Fuches gets his attorney, Gale, on board to save Barry. He is concerned about Barry’s recorded confession to Janice’s murder. Gale explains how such recording evidence can always be manipulated and presented in a way that makes sense for their case. We get yet another picture of how bending the facts for one’s gain is considered common practice. Anyhow, while Fuches tries to save Barry out of remorse, Barry cuts a deal with the feds in exchange for giving information on the Chechens, the Bolivians, and the other gangs that he worked with. In exchange for providing that information, he asks if he can take someone with him.
Barry (Season 4) Episode 2 Ending, Explained:
After Gene’s scene enactment, Lon summarizes it almost like a plot-line to their movie. He gets the fact right, and Gene gets the feelings. Once he returns backstage, Sally surprises him with her sudden presence. She questions why he did not tell her about Barry, now that she knows for how long he knew about it. He justifies not sharing on account of his family’s safety. But Sally was in much more danger, considering she was living with him.

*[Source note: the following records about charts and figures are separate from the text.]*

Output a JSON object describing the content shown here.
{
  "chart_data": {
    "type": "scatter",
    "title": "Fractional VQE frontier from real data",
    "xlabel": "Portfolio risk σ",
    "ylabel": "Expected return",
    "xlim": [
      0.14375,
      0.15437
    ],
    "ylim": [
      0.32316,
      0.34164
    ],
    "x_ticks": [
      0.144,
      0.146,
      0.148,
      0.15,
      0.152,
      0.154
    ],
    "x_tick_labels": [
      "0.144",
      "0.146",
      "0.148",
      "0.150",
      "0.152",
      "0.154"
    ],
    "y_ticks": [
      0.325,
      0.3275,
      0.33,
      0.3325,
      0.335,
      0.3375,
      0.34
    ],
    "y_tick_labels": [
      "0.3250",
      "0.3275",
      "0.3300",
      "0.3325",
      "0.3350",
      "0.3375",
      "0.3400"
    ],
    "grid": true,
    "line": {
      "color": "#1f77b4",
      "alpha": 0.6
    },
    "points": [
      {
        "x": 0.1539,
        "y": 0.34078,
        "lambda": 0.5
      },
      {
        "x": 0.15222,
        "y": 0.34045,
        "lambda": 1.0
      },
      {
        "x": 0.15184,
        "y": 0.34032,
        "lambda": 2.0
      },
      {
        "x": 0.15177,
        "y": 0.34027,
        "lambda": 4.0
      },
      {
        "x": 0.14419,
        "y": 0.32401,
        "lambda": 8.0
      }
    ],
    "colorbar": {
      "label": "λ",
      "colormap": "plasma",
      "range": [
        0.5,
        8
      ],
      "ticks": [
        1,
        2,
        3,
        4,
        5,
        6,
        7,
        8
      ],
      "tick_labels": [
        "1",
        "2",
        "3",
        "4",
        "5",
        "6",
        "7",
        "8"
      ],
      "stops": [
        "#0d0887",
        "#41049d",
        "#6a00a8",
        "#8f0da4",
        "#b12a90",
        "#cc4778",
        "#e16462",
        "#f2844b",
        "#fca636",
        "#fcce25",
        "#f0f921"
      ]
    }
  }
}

Gene makes her question why she is back there, in his class, where their journey started. ‘Because it is home,’ he answers himself. His advice for her? Accept the reality, not fight with what happened in the past and how she could have changed it. Instead, started teaching as he did.
Back in Santa Fe, Cristobal pesters Hank about Barry and why Hank is obsessed with him. Cristobal does not want him to be soft. Hank says that he understands Barry now. Then he suddenly gets a call from Fuches about Barry betraying him. Earlier, we see Fuches walk up to Barry’s cell to learn that he has been moved to special housing. He feels cheated for how Barry used him for his safety. Now, he tells Hank that Barry’s working for the FBI. Feeling betrayed, Hank pledges to kill Barry.